I can pretty easily distinguish useful LLM output from non-useful LLM output though others on this website seem to have lots of trouble. I think I can pretty easily do the same for things in the visual field. To be honest, part of why I'm successful is that I can draw use out of imperfect tools.
Oh boy. Fake detail is well, fake. It doesn't allow you to learn anything about the world beyond self-deception. But of course, if this is what rocks your boat then be my guest.
Skill issue.
Traveling to a real destination so that you can look at fake AI generated crap on a screen instead of the actual surroundings.
The upscaling doesn't seem particularly convincing, however, the HL2 RTX video on the same page definitely is.
HL2 RTX also has newer textures and other assets
Feels like a misnomer, its really "HDR style" video. The source material does not have the dynamic range embedded, this is an effect filter.
> Using the power of Tensor Cores on GeForce RTX GPUs, RTX Video HDR allows gamers and creators to maximize their HDR panel’s ability to display vivid, dynamic colors, preserving intricate details that may be inadvertently lost due to video compression.
There is so much marketing BS in one small paragraph. For starters, generating(/hallucinating) data is imho the opposite of preserving anything. Then HDR is less associated with "intricate details" and more to do with color reproduction. Finally, video compression is the one thing that usually does not have problems with HDR, even the now venerable x264 can handle HDR content, generally it's almost everything else that struggles.
Of course in a true marketing tradition, none of the things are also strictly false. I'm sure there are many ways to weasel the claims.
They claim to preserve color detail that was lost due to compression of the dynamic range. What's wrong with that?
Not the OP, but you have to understand that 'compression of the dynamic range' is an artistic tool. Literally choosing the lighting ratio of an image is how you build out lighting for a scene. With AI overwriting these choices, you're looking at something more akin to colorization than upscaling.

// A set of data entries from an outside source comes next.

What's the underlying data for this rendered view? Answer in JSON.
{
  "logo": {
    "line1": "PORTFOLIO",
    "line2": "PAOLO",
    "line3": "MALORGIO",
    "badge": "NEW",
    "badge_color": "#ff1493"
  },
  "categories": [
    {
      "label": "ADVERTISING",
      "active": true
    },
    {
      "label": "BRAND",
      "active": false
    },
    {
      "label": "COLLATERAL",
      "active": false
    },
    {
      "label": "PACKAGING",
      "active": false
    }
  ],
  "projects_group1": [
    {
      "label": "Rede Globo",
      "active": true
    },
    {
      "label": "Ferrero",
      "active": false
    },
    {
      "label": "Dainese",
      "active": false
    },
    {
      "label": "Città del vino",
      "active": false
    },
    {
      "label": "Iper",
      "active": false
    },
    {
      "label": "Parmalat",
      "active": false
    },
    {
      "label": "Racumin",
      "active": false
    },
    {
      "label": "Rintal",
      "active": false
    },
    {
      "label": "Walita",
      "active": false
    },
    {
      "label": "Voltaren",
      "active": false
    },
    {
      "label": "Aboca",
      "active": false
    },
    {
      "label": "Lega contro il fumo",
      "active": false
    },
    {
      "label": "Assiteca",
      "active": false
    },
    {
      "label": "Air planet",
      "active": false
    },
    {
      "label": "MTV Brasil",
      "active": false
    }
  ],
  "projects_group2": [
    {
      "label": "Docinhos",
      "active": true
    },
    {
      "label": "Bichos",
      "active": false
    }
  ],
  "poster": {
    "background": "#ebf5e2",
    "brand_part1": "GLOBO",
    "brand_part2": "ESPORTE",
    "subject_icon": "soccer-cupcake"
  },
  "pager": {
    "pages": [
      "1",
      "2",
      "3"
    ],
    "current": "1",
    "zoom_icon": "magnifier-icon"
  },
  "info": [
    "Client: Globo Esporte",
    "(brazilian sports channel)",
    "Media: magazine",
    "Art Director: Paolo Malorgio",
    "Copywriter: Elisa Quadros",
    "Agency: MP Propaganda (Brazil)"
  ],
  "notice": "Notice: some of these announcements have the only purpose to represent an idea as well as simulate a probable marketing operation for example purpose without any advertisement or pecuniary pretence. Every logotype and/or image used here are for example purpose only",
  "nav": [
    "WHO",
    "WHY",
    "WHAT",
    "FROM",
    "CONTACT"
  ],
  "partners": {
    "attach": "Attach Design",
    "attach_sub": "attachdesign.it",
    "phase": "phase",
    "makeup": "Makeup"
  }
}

Not really, half the battle with SDR video is tonemapping a high dynamic range to fit into SDR. That process is not artistic, it's a process on trying not to make it look bad.
I think you need to understand that it is not always a 'artistic tool' but a money or knowledge limitation.
I'm a filmmaker... I don't know a single DOP or director who wishes they could work in HD but is limited by finances or knowledge. Again, shaping light is the essence of cinematography. Modern DSLRs far surpass the dynamic range (although not the effective resolution) of 35mm film. And yet the image they produce isn't comparable. When it comes to image quality, bit depth is enormously more important than dynamic range. When it comes to creating an artistic image, dynamic range hasn't been a limit for many decades.
Very informative comment! Could you please tell me what you mean by "effective resolution?" Is it the resolution in px or something to do with dynamic range? (I don't know anything about filmmaking.)
Probably in pixels, good quality 35mm seems to top around "12k" according to some of the people doing scans.
I'm a photographer and filmmmaker. And now?
The world is huge btw.
You can’t preserve something that was lost (but perhaps you can recreate a substitute).